Farmworkers are often faced with unsafe and unhealthy living conditions regardless of whether they seek public, private or employerowned housing. However, if farmworkers live in housing that is owned and controlled by the employer, there is an additional concern that the perpetrator—if a coworker or supervisor—may also have access to victims’ residences. If possible, create a safety plan with farmworker clients that includes support from other co-workers residing at the same location. When working with farmworker victims, ask if they want to remain in their current housing or if new housing needs to be located. Keep in mind that this decision may impact other family members who may also need to be relocated with them, as well as new school enrollment for the children.

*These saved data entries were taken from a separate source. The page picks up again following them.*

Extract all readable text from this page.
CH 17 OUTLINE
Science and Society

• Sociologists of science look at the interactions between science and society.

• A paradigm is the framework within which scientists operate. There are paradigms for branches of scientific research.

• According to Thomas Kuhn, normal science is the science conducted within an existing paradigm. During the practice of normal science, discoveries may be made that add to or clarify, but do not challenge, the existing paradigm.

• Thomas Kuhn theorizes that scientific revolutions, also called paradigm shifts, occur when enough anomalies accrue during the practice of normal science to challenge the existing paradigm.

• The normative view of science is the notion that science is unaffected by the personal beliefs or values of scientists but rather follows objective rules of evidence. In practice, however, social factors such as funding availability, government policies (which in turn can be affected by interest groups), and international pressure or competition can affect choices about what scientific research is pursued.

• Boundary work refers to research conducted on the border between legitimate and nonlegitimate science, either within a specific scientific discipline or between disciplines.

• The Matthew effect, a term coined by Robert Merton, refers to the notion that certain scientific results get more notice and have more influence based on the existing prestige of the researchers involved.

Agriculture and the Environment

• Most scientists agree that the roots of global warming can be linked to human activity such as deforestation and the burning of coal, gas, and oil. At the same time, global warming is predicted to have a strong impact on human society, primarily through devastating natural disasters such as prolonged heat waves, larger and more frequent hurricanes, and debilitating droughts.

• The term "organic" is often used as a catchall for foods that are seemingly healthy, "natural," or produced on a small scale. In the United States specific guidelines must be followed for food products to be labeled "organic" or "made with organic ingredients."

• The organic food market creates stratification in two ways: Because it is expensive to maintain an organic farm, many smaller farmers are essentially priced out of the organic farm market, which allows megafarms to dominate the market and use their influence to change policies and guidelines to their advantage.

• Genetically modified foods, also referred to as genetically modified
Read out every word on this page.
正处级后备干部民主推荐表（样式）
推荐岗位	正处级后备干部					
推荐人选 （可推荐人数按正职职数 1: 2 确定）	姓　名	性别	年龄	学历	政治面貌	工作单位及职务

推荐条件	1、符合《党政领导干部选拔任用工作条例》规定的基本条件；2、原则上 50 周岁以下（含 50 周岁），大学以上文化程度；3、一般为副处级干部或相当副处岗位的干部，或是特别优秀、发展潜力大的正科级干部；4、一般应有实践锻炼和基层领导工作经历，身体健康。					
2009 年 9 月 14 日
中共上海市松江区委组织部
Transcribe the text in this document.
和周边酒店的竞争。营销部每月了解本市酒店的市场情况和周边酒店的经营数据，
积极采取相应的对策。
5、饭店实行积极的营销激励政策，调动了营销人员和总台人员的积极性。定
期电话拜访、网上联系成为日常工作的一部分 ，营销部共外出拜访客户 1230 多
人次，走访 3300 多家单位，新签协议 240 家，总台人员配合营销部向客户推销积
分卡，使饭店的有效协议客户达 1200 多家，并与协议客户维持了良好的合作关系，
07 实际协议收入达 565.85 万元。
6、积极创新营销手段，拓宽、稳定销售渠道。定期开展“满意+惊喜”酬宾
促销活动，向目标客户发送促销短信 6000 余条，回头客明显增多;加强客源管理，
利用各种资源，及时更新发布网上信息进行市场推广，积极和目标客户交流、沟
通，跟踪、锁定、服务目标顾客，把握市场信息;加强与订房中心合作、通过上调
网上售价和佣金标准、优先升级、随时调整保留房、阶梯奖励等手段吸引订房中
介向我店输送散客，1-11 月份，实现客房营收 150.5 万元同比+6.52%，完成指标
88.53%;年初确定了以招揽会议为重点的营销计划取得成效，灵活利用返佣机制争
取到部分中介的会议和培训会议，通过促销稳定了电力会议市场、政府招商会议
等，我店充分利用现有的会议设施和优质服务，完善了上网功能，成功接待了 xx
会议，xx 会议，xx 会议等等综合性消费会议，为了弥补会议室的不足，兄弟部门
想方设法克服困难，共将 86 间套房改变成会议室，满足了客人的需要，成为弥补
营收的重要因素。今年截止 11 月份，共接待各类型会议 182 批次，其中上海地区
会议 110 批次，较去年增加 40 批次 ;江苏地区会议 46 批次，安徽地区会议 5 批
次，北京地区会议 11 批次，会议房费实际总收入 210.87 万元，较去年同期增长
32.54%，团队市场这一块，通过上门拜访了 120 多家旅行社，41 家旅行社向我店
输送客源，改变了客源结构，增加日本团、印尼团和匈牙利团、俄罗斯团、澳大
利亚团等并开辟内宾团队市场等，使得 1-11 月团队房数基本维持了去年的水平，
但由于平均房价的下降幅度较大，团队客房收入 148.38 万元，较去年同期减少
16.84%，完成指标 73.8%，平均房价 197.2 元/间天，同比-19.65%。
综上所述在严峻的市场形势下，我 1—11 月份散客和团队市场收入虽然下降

Consider the following issues as you think about whether the current housing or another option is safe and appropriate:

  • Does the victim have a copy of the current lease? Is it in a language the victim understands?
  • Is it necessary to provide a copy of the protection order—if one exists—to the landlord in order to seek relief? If so, does the victim have a copy of the protection order?
  • Does the perpetrator also live in the labor camp/housing complex?
  • Does the perpetrator have access to the labor camp or other housing?
  • Is current housing affordable?
  • Is it appropriate for children or a family?
  • Are unrelated men and women living together?
  • Can the housing be temporary, e.g. no oneyear lease requirement?
  • Is there safe transportation available to work and shopping?
  • Are there adequate locks, window bars, motion lighting and other security measures?
  • Is it close to work? Would it better to be farther from work?
  • Is the victim eligible for subsidized housing?


In order to assist victims, you may need to review a copy of the current lease—if one exists—or advocate with the landlord. Be aware that victims may not have much information about the lease or know where to obtain that information if housing is shared with many unrelated persons. Additionally, victims may also be reluctant to ask the landlord for help out of a fear of retaliation such as eviction or a report to immigration authorities. As a result, you may want to work with an attorney experienced in housing law who can counsel victims about their rights in response to unlawful retaliation. Because of language and cultural barriers, landlords and tenants may have little communication; landlords may not be willing to assist victims with housing issues. You can play a key advocacy role in these situations.

There may be a number of legal issues that arise related to farmworker victims’ housing. If victims encounter and report to you any of the following incidents, make a referral to an attorney who understands housing law:

  • The perpetrator is the landlord, building manager or owner;
  • The perpetrator is another tenant and the victim can show that landlord knew or should have known about the ongoing harassment/violence and did nothing to prevent it;
  • The landlord is made aware of unsafe conditions in the home (e.g. doors and windows that do not properly lock, building entry system that does not function properly) and the victim is again assaulted;
  • The landlord initiates eviction for criminal activity occurring in the home even though the farmworker was the victim of the criminal activity;
  • The landlord will not accommodate an early termination of the lease; or
  • The lease is not in a language the victim understands.


  • What housing resources and referrals do I have in place to assist farmworker victims of sexual violence with housing issues?
  • What trainings are available to my organization regarding public and subsidized housing and what options are available to farmworker victims?
  • Which local attorneys accept referrals if farmworker victims express housing concerns?
  • Which federal and state agencies are responsible for accepting and investigating housing complaints?